To see how the simile can be handled masterfully, let’s look at a passage from the British writer Charles Morgan’s novel The Fountain. This work of Morgan’s, along with another entitled Sparkenbroke, we could call a philosophical novel; both are slow moving, deep, and reaching works about inalienably human concerns, in this novel love and in the other death. In The Fountain, the protagonist, Lewis, after a conversation with an old “incurious” aristocrat who “hated the labour of imagination,” marvels at a mind so gravely closed down to life and its beauty. He was one of those men, Lewis is thinking here, who are

capable of cutting distractions out of their lives as a gardener cuts out weeds, thus enabling the narrow plots of their activity to be sturdy, ordered and fruitful. But to live with such a man and in a world commanded by him?
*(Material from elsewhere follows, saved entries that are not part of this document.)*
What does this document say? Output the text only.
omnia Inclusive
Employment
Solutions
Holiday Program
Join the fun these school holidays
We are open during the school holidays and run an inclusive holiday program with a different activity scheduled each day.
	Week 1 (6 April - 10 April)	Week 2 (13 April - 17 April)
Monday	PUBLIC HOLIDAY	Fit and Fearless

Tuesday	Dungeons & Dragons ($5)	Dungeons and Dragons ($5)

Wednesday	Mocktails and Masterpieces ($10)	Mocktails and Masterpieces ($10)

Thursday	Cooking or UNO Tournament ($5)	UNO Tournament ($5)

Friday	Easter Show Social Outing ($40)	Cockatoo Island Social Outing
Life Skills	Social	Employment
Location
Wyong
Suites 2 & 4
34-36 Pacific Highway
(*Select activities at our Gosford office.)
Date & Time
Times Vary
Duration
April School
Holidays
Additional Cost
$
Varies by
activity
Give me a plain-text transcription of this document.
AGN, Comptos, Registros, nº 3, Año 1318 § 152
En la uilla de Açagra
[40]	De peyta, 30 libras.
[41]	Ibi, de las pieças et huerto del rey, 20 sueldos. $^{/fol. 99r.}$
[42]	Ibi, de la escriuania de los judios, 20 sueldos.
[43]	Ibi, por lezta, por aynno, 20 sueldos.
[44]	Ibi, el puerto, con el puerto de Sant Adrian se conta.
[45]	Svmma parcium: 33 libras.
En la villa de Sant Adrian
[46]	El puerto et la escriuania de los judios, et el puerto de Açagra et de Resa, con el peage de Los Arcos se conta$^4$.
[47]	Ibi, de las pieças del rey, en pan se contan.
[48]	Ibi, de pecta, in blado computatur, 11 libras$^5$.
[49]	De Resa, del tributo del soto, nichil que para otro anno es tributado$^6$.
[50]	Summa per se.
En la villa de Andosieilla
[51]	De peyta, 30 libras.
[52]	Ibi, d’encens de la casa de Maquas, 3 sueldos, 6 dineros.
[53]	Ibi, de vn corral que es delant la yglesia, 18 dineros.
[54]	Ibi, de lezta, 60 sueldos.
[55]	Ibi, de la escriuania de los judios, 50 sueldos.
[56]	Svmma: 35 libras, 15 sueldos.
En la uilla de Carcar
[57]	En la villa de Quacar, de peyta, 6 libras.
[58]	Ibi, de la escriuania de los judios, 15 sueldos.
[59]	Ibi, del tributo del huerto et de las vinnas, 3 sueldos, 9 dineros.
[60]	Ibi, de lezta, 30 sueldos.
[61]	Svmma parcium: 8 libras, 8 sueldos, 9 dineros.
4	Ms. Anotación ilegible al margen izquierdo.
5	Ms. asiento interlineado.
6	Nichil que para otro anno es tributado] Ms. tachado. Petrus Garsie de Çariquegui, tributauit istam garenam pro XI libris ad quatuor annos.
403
The conjunction as establishes the simile, and what makes this so well constructed an instance of it is the elaboration of thought which the comparative image makes possible. The old aristocrat had certainly cultivated his mind with all the singlemindedness a gardener does his plots, but what depth it had was at the expense of sympathetic breadth. To be sturdy and ordered and fruitful all have their place and virtue, and we can respect the work accomplished across a life to achieve those depths, as we do the gardener’s patient effort and its bounty. But such a close simile gives us pause in the end as we wonder whether the gardener’s necessarily narrow plots show up merely as an unnecessary narrow-mindedness when the old aristocrat stands (as perhaps too an old king sits) by comparison.

A beautifully and thoughtfully drawn simile, energetic in its compression and fruitful in its implications. A good writer thinks abstractly but expresses concretely, ever the difficult needle to thread. When we can write, as Morgan did, with such poise that our common voice carries an uncommon timbre, rich and resonant, we’ll know we’re on our way.